Member of the Zamfara State House of Assembly
- Constituency: Shinkafi

Chairman, House Committee on Finance and Appropriation

Personal details
- Died: 29 June 2021 Near Sheme, Katsina State, Nigeria
- Cause of death: Killed in a bandit attack
- Party: All Progressives Congress

= Muhammad Ahmad (Nigerian politician) =

Nigerian politician (died 2021)

Muhammad Ahmad (died 29 June 2021), also known as Walin Jangeru, was a Nigerian politician who represented the Shinkafi constituency in the Zamfara State House of Assembly. He served as Chairman of the House Committee on Finance and Appropriation until his death in 2021.

==Career==

Before entering politics, Ahmad worked as a lecturer at the College of Education in Sokoto State. He later served as a secretary in local government administration and as Vice Chairman of Shinkafi Local Government.

Ahmad was elected to represent Shinkafi constituency in the Zamfara State House of Assembly, where he served three terms. During his tenure, he chaired the House Committee on Finance and Appropriation.

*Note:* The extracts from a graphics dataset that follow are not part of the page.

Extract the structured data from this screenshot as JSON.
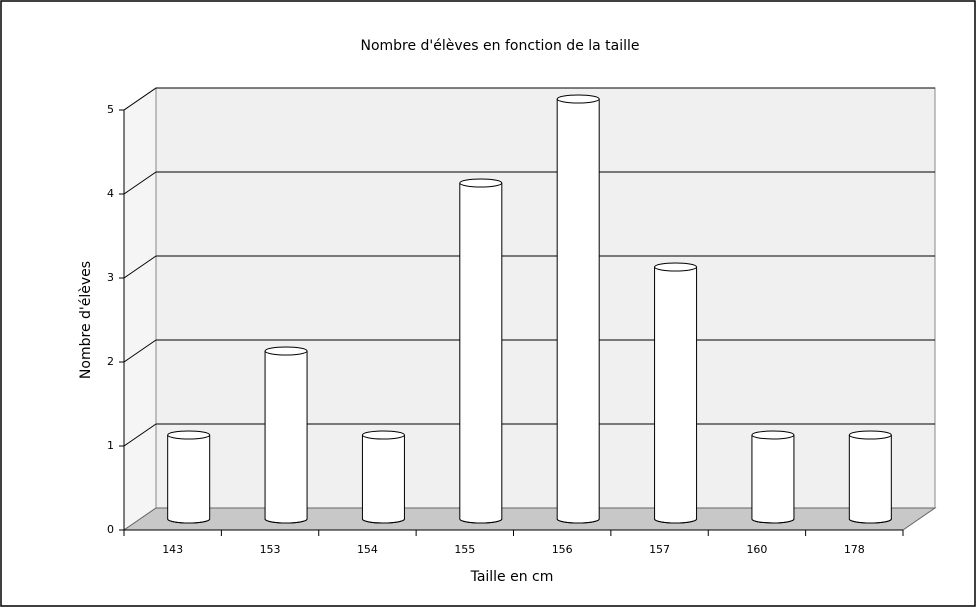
{
  "chart_data": {
    "type": "bar3d",
    "title": "Nombre d'élèves en fonction de la taille",
    "x_label": "Taille en cm",
    "y_label": "Nombre d'élèves",
    "categories": [
      "143",
      "153",
      "154",
      "155",
      "156",
      "157",
      "160",
      "178"
    ],
    "values": [
      1,
      2,
      1,
      4,
      5,
      3,
      1,
      1
    ],
    "color": "#ffffff",
    "ylim": [
      0,
      5
    ],
    "yticks": [
      0,
      1,
      2,
      3,
      4,
      5
    ],
    "grid": true
  }
}
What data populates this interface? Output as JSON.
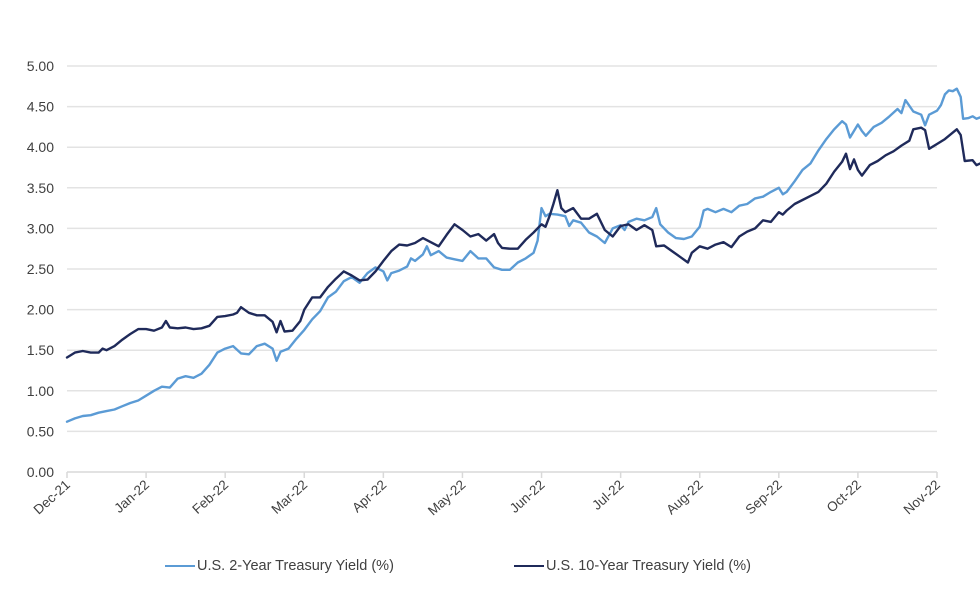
{
  "chart_data": {
    "type": "line",
    "title": "",
    "xlabel": "",
    "ylabel": "",
    "ylim": [
      0,
      5
    ],
    "y_ticks": [
      "0.00",
      "0.50",
      "1.00",
      "1.50",
      "2.00",
      "2.50",
      "3.00",
      "3.50",
      "4.00",
      "4.50",
      "5.00"
    ],
    "x_ticks": [
      "Dec-21",
      "Jan-22",
      "Feb-22",
      "Mar-22",
      "Apr-22",
      "May-22",
      "Jun-22",
      "Jul-22",
      "Aug-22",
      "Sep-22",
      "Oct-22",
      "Nov-22"
    ],
    "x_unit": "months since Dec-21",
    "grid": true,
    "legend_position": "bottom",
    "series": [
      {
        "name": "U.S. 2-Year Treasury Yield (%)",
        "color": "#5b9bd5",
        "points": [
          [
            0.0,
            0.62
          ],
          [
            0.1,
            0.66
          ],
          [
            0.2,
            0.69
          ],
          [
            0.3,
            0.7
          ],
          [
            0.4,
            0.73
          ],
          [
            0.5,
            0.75
          ],
          [
            0.6,
            0.77
          ],
          [
            0.7,
            0.81
          ],
          [
            0.8,
            0.85
          ],
          [
            0.9,
            0.88
          ],
          [
            1.0,
            0.94
          ],
          [
            1.1,
            1.0
          ],
          [
            1.2,
            1.05
          ],
          [
            1.3,
            1.04
          ],
          [
            1.4,
            1.15
          ],
          [
            1.5,
            1.18
          ],
          [
            1.6,
            1.16
          ],
          [
            1.7,
            1.21
          ],
          [
            1.8,
            1.32
          ],
          [
            1.9,
            1.47
          ],
          [
            2.0,
            1.52
          ],
          [
            2.1,
            1.55
          ],
          [
            2.2,
            1.46
          ],
          [
            2.3,
            1.45
          ],
          [
            2.4,
            1.55
          ],
          [
            2.5,
            1.58
          ],
          [
            2.6,
            1.52
          ],
          [
            2.65,
            1.37
          ],
          [
            2.7,
            1.48
          ],
          [
            2.8,
            1.52
          ],
          [
            2.9,
            1.64
          ],
          [
            3.0,
            1.75
          ],
          [
            3.1,
            1.88
          ],
          [
            3.2,
            1.98
          ],
          [
            3.3,
            2.15
          ],
          [
            3.4,
            2.22
          ],
          [
            3.5,
            2.35
          ],
          [
            3.6,
            2.4
          ],
          [
            3.7,
            2.33
          ],
          [
            3.8,
            2.45
          ],
          [
            3.9,
            2.52
          ],
          [
            4.0,
            2.47
          ],
          [
            4.05,
            2.36
          ],
          [
            4.1,
            2.45
          ],
          [
            4.2,
            2.48
          ],
          [
            4.3,
            2.53
          ],
          [
            4.35,
            2.63
          ],
          [
            4.4,
            2.6
          ],
          [
            4.5,
            2.68
          ],
          [
            4.55,
            2.78
          ],
          [
            4.6,
            2.67
          ],
          [
            4.7,
            2.72
          ],
          [
            4.8,
            2.64
          ],
          [
            4.9,
            2.62
          ],
          [
            5.0,
            2.6
          ],
          [
            5.1,
            2.72
          ],
          [
            5.2,
            2.63
          ],
          [
            5.3,
            2.63
          ],
          [
            5.4,
            2.52
          ],
          [
            5.5,
            2.49
          ],
          [
            5.6,
            2.49
          ],
          [
            5.7,
            2.58
          ],
          [
            5.8,
            2.63
          ],
          [
            5.9,
            2.7
          ],
          [
            5.95,
            2.85
          ],
          [
            6.0,
            3.25
          ],
          [
            6.05,
            3.15
          ],
          [
            6.1,
            3.18
          ],
          [
            6.2,
            3.17
          ],
          [
            6.3,
            3.15
          ],
          [
            6.35,
            3.03
          ],
          [
            6.4,
            3.1
          ],
          [
            6.5,
            3.07
          ],
          [
            6.6,
            2.95
          ],
          [
            6.7,
            2.9
          ],
          [
            6.8,
            2.82
          ],
          [
            6.9,
            3.0
          ],
          [
            7.0,
            3.04
          ],
          [
            7.05,
            2.98
          ],
          [
            7.1,
            3.08
          ],
          [
            7.2,
            3.12
          ],
          [
            7.3,
            3.1
          ],
          [
            7.4,
            3.14
          ],
          [
            7.45,
            3.25
          ],
          [
            7.5,
            3.05
          ],
          [
            7.6,
            2.95
          ],
          [
            7.7,
            2.88
          ],
          [
            7.8,
            2.87
          ],
          [
            7.9,
            2.9
          ],
          [
            8.0,
            3.02
          ],
          [
            8.05,
            3.22
          ],
          [
            8.1,
            3.24
          ],
          [
            8.2,
            3.2
          ],
          [
            8.3,
            3.24
          ],
          [
            8.4,
            3.2
          ],
          [
            8.5,
            3.28
          ],
          [
            8.6,
            3.3
          ],
          [
            8.7,
            3.37
          ],
          [
            8.8,
            3.39
          ],
          [
            8.9,
            3.45
          ],
          [
            9.0,
            3.5
          ],
          [
            9.05,
            3.42
          ],
          [
            9.1,
            3.45
          ],
          [
            9.2,
            3.58
          ],
          [
            9.3,
            3.72
          ],
          [
            9.4,
            3.8
          ],
          [
            9.5,
            3.96
          ],
          [
            9.6,
            4.1
          ],
          [
            9.7,
            4.22
          ],
          [
            9.8,
            4.32
          ],
          [
            9.85,
            4.28
          ],
          [
            9.9,
            4.12
          ],
          [
            10.0,
            4.28
          ],
          [
            10.05,
            4.2
          ],
          [
            10.1,
            4.14
          ],
          [
            10.2,
            4.25
          ],
          [
            10.3,
            4.3
          ],
          [
            10.4,
            4.38
          ],
          [
            10.5,
            4.47
          ],
          [
            10.55,
            4.42
          ],
          [
            10.6,
            4.58
          ],
          [
            10.7,
            4.44
          ],
          [
            10.8,
            4.4
          ],
          [
            10.85,
            4.27
          ],
          [
            10.9,
            4.4
          ],
          [
            11.0,
            4.45
          ],
          [
            11.05,
            4.52
          ],
          [
            11.1,
            4.65
          ],
          [
            11.15,
            4.7
          ],
          [
            11.2,
            4.69
          ],
          [
            11.25,
            4.72
          ],
          [
            11.3,
            4.62
          ],
          [
            11.33,
            4.35
          ],
          [
            11.4,
            4.36
          ],
          [
            11.45,
            4.38
          ],
          [
            11.5,
            4.35
          ],
          [
            11.55,
            4.37
          ]
        ]
      },
      {
        "name": "U.S. 10-Year Treasury Yield (%)",
        "color": "#1f2a5a",
        "points": [
          [
            0.0,
            1.41
          ],
          [
            0.1,
            1.47
          ],
          [
            0.2,
            1.49
          ],
          [
            0.3,
            1.47
          ],
          [
            0.4,
            1.47
          ],
          [
            0.45,
            1.52
          ],
          [
            0.5,
            1.5
          ],
          [
            0.6,
            1.55
          ],
          [
            0.7,
            1.63
          ],
          [
            0.8,
            1.7
          ],
          [
            0.9,
            1.76
          ],
          [
            1.0,
            1.76
          ],
          [
            1.1,
            1.74
          ],
          [
            1.2,
            1.78
          ],
          [
            1.25,
            1.86
          ],
          [
            1.3,
            1.78
          ],
          [
            1.4,
            1.77
          ],
          [
            1.5,
            1.78
          ],
          [
            1.6,
            1.76
          ],
          [
            1.7,
            1.77
          ],
          [
            1.8,
            1.8
          ],
          [
            1.9,
            1.91
          ],
          [
            2.0,
            1.92
          ],
          [
            2.1,
            1.94
          ],
          [
            2.15,
            1.96
          ],
          [
            2.2,
            2.03
          ],
          [
            2.3,
            1.96
          ],
          [
            2.4,
            1.93
          ],
          [
            2.5,
            1.93
          ],
          [
            2.6,
            1.85
          ],
          [
            2.65,
            1.72
          ],
          [
            2.7,
            1.86
          ],
          [
            2.75,
            1.73
          ],
          [
            2.85,
            1.74
          ],
          [
            2.95,
            1.86
          ],
          [
            3.0,
            2.0
          ],
          [
            3.1,
            2.15
          ],
          [
            3.2,
            2.15
          ],
          [
            3.3,
            2.28
          ],
          [
            3.4,
            2.38
          ],
          [
            3.5,
            2.47
          ],
          [
            3.6,
            2.42
          ],
          [
            3.7,
            2.36
          ],
          [
            3.8,
            2.37
          ],
          [
            3.9,
            2.47
          ],
          [
            4.0,
            2.6
          ],
          [
            4.1,
            2.72
          ],
          [
            4.2,
            2.8
          ],
          [
            4.3,
            2.79
          ],
          [
            4.4,
            2.82
          ],
          [
            4.5,
            2.88
          ],
          [
            4.6,
            2.83
          ],
          [
            4.7,
            2.78
          ],
          [
            4.8,
            2.92
          ],
          [
            4.9,
            3.05
          ],
          [
            5.0,
            2.98
          ],
          [
            5.1,
            2.9
          ],
          [
            5.2,
            2.93
          ],
          [
            5.3,
            2.85
          ],
          [
            5.4,
            2.93
          ],
          [
            5.45,
            2.82
          ],
          [
            5.5,
            2.76
          ],
          [
            5.6,
            2.75
          ],
          [
            5.7,
            2.75
          ],
          [
            5.8,
            2.86
          ],
          [
            5.9,
            2.95
          ],
          [
            6.0,
            3.05
          ],
          [
            6.05,
            3.02
          ],
          [
            6.1,
            3.15
          ],
          [
            6.15,
            3.3
          ],
          [
            6.2,
            3.47
          ],
          [
            6.25,
            3.25
          ],
          [
            6.3,
            3.2
          ],
          [
            6.4,
            3.25
          ],
          [
            6.5,
            3.12
          ],
          [
            6.6,
            3.12
          ],
          [
            6.7,
            3.18
          ],
          [
            6.8,
            2.98
          ],
          [
            6.9,
            2.9
          ],
          [
            7.0,
            3.03
          ],
          [
            7.1,
            3.05
          ],
          [
            7.2,
            2.98
          ],
          [
            7.3,
            3.04
          ],
          [
            7.4,
            2.98
          ],
          [
            7.45,
            2.78
          ],
          [
            7.55,
            2.79
          ],
          [
            7.65,
            2.72
          ],
          [
            7.75,
            2.65
          ],
          [
            7.85,
            2.58
          ],
          [
            7.9,
            2.7
          ],
          [
            8.0,
            2.78
          ],
          [
            8.1,
            2.75
          ],
          [
            8.2,
            2.8
          ],
          [
            8.3,
            2.83
          ],
          [
            8.4,
            2.77
          ],
          [
            8.5,
            2.9
          ],
          [
            8.6,
            2.96
          ],
          [
            8.7,
            3.0
          ],
          [
            8.8,
            3.1
          ],
          [
            8.9,
            3.08
          ],
          [
            9.0,
            3.2
          ],
          [
            9.05,
            3.17
          ],
          [
            9.1,
            3.22
          ],
          [
            9.2,
            3.3
          ],
          [
            9.3,
            3.35
          ],
          [
            9.4,
            3.4
          ],
          [
            9.5,
            3.45
          ],
          [
            9.6,
            3.55
          ],
          [
            9.7,
            3.7
          ],
          [
            9.8,
            3.82
          ],
          [
            9.85,
            3.92
          ],
          [
            9.9,
            3.73
          ],
          [
            9.95,
            3.85
          ],
          [
            10.0,
            3.72
          ],
          [
            10.05,
            3.65
          ],
          [
            10.15,
            3.78
          ],
          [
            10.25,
            3.83
          ],
          [
            10.35,
            3.9
          ],
          [
            10.45,
            3.95
          ],
          [
            10.55,
            4.02
          ],
          [
            10.65,
            4.08
          ],
          [
            10.7,
            4.22
          ],
          [
            10.8,
            4.24
          ],
          [
            10.85,
            4.21
          ],
          [
            10.9,
            3.98
          ],
          [
            11.0,
            4.04
          ],
          [
            11.1,
            4.1
          ],
          [
            11.2,
            4.18
          ],
          [
            11.25,
            4.22
          ],
          [
            11.3,
            4.15
          ],
          [
            11.35,
            3.83
          ],
          [
            11.45,
            3.84
          ],
          [
            11.5,
            3.78
          ],
          [
            11.55,
            3.8
          ]
        ]
      }
    ]
  }
}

On 29 June 2021, he attended the reception held in Gusau following Governor Bello Matawalle's defection to the All Progressives Congress.

==Death==

Ahmad was killed by armed bandits on 29 June 2021 along the Sheme–Funtua Road in Katsina State while travelling from Gusau. His son and driver were abducted during the attack.

His death was confirmed by officials of the Zamfara State House of Assembly.